Awareness of the importance of collaborative approaches to research with Indigenous communities is growing in Canada. Moreover, in the face of rapid climate change, researchers are being increasingly asked to conduct adaptive research that supports local priorities. Community-based environmental monitoring focuses on engaging community members in long-term monitoring and generating community-oriented data for management decisions. I am interested in using quantitative and qualitative data to examine the opportunities and challenges of community-collaborative research in the natural sciences. 
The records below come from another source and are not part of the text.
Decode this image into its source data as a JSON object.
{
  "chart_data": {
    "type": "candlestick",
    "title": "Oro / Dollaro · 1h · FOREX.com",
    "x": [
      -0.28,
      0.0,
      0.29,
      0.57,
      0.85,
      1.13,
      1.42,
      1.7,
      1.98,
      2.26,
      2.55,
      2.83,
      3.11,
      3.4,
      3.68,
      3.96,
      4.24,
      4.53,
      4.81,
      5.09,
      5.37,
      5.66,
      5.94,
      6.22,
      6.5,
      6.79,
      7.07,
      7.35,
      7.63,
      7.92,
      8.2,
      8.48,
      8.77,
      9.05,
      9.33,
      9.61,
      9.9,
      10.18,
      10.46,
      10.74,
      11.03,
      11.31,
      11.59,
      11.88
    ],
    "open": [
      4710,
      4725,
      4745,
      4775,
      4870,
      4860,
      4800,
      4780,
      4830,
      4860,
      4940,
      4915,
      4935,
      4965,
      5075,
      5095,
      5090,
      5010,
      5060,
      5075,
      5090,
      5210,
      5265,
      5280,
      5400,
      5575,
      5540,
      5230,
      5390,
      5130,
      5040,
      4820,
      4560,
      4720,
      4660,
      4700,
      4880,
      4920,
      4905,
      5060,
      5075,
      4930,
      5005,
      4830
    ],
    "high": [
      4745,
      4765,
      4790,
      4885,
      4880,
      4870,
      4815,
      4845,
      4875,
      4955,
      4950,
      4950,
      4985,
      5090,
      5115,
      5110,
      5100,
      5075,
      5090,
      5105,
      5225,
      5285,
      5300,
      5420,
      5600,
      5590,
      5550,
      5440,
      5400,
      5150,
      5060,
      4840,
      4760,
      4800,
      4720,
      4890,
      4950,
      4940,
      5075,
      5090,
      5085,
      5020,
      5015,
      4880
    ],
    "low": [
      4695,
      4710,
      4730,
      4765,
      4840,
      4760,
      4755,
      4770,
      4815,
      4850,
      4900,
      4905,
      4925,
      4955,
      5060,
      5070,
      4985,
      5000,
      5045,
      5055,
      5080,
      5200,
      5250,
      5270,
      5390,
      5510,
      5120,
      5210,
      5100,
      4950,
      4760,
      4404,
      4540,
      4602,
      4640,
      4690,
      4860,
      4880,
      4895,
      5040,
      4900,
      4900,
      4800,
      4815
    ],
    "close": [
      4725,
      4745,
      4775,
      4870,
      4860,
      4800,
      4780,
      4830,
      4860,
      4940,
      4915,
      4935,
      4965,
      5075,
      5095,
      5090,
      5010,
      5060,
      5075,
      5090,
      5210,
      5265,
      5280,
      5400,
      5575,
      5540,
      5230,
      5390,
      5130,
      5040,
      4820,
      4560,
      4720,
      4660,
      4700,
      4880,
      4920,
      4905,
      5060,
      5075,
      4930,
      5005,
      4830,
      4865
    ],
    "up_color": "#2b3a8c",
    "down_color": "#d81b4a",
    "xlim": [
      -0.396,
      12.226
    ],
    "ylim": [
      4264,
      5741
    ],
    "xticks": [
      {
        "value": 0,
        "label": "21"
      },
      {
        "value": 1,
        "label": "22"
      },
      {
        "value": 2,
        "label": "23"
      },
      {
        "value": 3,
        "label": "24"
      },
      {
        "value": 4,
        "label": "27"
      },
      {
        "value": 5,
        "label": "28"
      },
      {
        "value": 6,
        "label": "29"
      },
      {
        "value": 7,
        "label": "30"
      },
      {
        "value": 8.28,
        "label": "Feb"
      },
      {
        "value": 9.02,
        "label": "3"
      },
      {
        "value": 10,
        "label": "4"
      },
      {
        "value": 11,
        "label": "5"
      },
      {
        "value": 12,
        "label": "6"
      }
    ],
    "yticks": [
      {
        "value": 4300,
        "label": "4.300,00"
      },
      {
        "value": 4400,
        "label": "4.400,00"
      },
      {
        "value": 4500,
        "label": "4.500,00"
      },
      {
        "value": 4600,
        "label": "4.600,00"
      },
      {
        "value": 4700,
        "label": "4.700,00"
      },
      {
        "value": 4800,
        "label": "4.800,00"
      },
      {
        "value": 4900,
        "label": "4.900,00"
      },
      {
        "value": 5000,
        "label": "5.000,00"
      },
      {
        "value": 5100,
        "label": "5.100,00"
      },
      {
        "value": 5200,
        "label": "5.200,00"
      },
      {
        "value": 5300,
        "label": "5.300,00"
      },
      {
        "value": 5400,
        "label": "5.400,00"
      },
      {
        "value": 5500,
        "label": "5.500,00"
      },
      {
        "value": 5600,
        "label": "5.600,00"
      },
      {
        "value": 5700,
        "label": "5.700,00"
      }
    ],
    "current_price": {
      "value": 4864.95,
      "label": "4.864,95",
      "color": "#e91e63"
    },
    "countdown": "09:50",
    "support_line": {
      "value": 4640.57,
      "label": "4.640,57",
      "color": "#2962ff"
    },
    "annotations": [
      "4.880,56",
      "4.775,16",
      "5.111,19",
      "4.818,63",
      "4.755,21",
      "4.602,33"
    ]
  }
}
Ecological Stoichiometry and Mercury

Ecological stoichiometry is a framework which examines how organisms influence the balance of energy and chemical elements in their environment, focused on biologically important macronutrients (carbon, phosphorus and nitrogen). Laboratory studies have shown a strong interaction between nutrient stoichiometry and mercury accumulation, but the relationship between these two variables has not been adequately tested in situ in natural lakes. I use organisms at the base of the food web, specifically seston and zooplankton, to study mercury uptake into the food web and the influence of nutrient stoichiometry. 

Rare Earth Elements in the Canadian Arctic

Rare earth elements (REEs) are contaminants of emerging concern and are increasingly exploited around the globe for use in the high-tech sector. Knowledge of the fate of REEs and their impact on natural ecosystems is needed as emissions to the environment increase. However, field-based studies on REE bioaccumulation and food web transfer are rare, especially in remote northern ecosystems which are vulnerable to REE enrichment from mining. To better understand REE bioaccumulation, I study species- and tissue-specific REE patterns in marine, freshwater, and terrestrial ecosystems, focusing on wildlife of importance to Northerners. 

Permafrost Thaw Ponds and Mercury

Permafrost degradation under a warming climate has led to the widespread formation of thermokarst lakes and ponds across circumpolar regions. Small thaw ponds are one of the most abundant aquatic ecosystems at circumpolar latitudes. They are microbially-active and conducive to the methylation of inorganic mercury, yet only a few studies have looked at the mercury cycle at these sites. I study links between the inputs of nutrients and organic carbon and the transport and production of mercury at these sites. These small but widespread aquatic ecosystems may play an important role in controlling the local and regional fluxes of mercury in a warming Arctic.